Point of Discovery

Charter school adds 11th grade programming
By Olivia De Valk
On Jan. 11, the Stevens Point School Board moved to add 11th grade programming to the project-based charter school, Point of Discovery.
Dan Lathrop has served as principal at Point of Discovery since it opened in the fall of 2015.
Point of Discovery was originally open to students in grades six to eight.
The school expanded to include ninth grade soon after to mirror the junior high structure at Ben Franklin and PJ Jacobs, the other public junior high schools in the Stevens Point school district.
With the addition of ninth grade came interest from parents and students alike to expand Point of Discovery into high school.
Lathrop said there were many, “Parents and kids who wanted to stay here and have a different high school experience than what they would have at SPASH.”
Given the strong student interest, Point of Discovery began teaching tenth grade curriculum in the fall of 2020.
Literacy teacher, Cathy Barbier, believes that Point of Discovery is an important option for students who might not succeed in a traditional school setting.
“Not all students learn under one model of education. For our district, I think it’s huge, having an option, a choice for students” Barbier said. “Not everyone succeeds in a really big school like SPASH.”

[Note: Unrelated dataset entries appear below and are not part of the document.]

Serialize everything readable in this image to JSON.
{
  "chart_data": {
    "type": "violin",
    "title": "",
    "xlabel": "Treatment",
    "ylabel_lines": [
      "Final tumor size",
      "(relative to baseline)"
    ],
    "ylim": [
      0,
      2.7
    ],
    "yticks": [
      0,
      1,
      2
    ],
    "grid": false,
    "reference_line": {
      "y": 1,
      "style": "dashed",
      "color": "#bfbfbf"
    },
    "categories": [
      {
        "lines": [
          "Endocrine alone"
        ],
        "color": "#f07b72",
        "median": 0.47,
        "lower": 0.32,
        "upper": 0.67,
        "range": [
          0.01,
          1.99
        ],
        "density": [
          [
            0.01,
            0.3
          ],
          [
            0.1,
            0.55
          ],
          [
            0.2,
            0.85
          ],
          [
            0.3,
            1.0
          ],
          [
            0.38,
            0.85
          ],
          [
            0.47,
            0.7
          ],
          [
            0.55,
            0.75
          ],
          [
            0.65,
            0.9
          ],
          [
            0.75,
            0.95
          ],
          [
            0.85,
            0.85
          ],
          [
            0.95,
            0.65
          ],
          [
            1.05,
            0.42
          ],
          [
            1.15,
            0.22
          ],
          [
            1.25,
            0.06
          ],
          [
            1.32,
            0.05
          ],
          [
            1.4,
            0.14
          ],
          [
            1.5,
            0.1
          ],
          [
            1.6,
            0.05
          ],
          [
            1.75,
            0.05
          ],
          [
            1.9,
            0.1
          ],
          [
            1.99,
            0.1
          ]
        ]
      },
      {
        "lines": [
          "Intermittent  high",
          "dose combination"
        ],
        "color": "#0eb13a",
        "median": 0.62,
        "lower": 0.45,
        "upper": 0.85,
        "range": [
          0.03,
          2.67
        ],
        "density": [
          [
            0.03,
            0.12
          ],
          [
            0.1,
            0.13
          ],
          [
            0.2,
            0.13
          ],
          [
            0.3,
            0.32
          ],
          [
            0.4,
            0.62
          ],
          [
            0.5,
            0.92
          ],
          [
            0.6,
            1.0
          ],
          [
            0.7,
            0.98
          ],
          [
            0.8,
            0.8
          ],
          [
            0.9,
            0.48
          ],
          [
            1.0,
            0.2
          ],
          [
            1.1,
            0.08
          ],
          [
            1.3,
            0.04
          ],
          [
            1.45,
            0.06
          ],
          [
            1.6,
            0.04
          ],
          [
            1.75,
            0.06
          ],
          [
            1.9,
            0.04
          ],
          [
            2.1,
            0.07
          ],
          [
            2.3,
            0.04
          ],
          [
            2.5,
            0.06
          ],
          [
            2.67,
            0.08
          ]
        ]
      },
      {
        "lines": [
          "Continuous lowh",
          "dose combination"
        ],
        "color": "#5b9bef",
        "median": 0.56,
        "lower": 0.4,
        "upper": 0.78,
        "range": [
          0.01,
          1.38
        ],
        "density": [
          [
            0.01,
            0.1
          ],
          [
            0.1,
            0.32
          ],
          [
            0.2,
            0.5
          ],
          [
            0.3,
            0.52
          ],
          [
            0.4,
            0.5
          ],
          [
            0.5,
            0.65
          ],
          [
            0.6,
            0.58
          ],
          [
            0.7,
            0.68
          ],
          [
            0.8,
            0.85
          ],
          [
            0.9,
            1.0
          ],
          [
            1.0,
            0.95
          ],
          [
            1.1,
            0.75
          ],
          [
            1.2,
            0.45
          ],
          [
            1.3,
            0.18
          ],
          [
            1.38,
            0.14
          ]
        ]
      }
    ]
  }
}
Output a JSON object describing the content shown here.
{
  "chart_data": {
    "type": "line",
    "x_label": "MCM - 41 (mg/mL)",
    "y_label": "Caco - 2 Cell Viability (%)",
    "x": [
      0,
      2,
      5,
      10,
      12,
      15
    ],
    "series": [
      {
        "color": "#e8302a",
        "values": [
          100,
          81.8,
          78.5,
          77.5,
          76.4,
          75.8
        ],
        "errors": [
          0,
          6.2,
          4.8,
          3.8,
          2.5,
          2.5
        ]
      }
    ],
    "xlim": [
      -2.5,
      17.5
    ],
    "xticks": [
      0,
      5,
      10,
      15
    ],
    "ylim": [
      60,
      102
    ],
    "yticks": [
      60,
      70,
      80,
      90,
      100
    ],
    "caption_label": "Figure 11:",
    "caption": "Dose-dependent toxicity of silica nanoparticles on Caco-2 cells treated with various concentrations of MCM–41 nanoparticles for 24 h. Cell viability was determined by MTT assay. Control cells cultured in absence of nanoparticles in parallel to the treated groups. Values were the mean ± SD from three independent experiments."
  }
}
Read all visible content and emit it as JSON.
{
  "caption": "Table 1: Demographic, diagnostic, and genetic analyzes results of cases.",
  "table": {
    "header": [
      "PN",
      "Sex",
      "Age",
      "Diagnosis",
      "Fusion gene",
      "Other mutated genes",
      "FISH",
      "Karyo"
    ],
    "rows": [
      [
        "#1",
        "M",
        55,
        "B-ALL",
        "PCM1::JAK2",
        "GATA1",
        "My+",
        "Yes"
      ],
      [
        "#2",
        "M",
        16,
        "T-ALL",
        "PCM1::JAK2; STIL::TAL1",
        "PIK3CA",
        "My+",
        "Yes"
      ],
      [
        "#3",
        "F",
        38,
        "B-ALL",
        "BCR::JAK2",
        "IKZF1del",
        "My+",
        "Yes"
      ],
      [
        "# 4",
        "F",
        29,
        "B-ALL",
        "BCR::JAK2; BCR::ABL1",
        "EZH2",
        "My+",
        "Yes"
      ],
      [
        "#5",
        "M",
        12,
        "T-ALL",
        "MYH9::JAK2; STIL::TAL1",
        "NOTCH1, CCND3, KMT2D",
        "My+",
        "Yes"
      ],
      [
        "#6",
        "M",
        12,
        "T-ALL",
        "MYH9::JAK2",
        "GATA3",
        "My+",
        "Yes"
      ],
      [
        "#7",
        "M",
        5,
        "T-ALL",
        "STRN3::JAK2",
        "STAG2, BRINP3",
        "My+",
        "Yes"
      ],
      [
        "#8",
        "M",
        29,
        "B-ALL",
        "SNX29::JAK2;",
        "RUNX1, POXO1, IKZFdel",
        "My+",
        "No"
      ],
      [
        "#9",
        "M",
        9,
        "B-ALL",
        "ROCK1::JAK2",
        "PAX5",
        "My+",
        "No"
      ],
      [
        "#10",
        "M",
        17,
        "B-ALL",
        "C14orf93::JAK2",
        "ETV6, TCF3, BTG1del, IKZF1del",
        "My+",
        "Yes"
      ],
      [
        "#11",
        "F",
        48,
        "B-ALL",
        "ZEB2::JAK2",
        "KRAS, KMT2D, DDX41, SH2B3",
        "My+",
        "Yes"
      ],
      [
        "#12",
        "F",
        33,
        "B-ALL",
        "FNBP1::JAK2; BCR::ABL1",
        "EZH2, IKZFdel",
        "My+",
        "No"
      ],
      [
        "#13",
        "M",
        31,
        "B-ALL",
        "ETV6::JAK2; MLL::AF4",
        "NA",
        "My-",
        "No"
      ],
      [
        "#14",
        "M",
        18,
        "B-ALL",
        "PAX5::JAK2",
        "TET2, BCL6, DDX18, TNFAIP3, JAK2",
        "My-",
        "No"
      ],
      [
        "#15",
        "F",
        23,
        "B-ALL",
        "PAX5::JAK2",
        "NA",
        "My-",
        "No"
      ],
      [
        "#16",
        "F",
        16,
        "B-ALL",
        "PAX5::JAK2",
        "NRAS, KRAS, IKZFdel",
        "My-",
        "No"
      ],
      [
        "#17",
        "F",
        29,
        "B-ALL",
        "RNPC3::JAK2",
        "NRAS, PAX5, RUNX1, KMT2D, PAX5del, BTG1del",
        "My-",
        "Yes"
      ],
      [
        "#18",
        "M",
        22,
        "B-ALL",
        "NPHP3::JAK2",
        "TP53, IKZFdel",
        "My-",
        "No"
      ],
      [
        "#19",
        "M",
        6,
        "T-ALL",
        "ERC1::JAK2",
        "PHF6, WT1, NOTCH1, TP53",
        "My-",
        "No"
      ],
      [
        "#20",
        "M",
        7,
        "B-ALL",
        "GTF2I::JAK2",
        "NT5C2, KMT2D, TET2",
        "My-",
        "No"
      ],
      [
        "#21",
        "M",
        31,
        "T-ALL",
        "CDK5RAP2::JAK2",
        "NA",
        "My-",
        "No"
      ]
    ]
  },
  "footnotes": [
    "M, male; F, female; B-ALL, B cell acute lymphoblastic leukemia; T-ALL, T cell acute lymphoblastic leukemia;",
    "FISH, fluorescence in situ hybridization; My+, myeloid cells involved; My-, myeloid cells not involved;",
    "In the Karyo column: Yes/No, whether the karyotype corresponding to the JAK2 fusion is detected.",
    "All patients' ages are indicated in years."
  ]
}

Where Point of Discovery differs from the traditional model of education that Barbier mentioned is its focus on “expeditionary learning.”
Lathrop explained that Point of Discovery pushes its students to focus on depth and thematic understanding.
Depending on the student’s grade level, each semester or each year has an overarching theme that helps tie all school subjects together. Students use the theme as a framework for developing their own projects.
“We want students to create projects that matter for an audience beyond school walls,” Lathrop said.
Tenth graders, Aiden and Aileen (last names withheld), are eager to continue contributing their projects to the Stevens Point community as eleventh graders in the fall of 2021.
Both students are thankful for their close relationships with their teachers and the opportunity to continue to pursue their interests in an educational setting.
Through her classes at Point of Discovery Aileen uncovered a passion for the environment.
She uses that passion to guide her projects. This year she is one of her projects is a paper on the language that politicians have used around climate change dating back to the 1900s.
The opportunity to continue to grade eleven already has Aileen making plans for what she’d like to work on in the future.
“Next year, I want to design my own environmental project where I would go to different restaurants and donate eco-friendly packaging stuff instead of styrofoam,” Aileen said.
Both Aileen and Aiden mentioned projects that directly tackle issues facing the Stevens Point community.
Aiden remembers in one of her early years at Point of Discovery, learning about water conservation and then working with her classmates to create their own strategies to address the problems facing water conservation.
Aiden said one of the things that all of her projects have shown her is that, “you can make the world a better place.”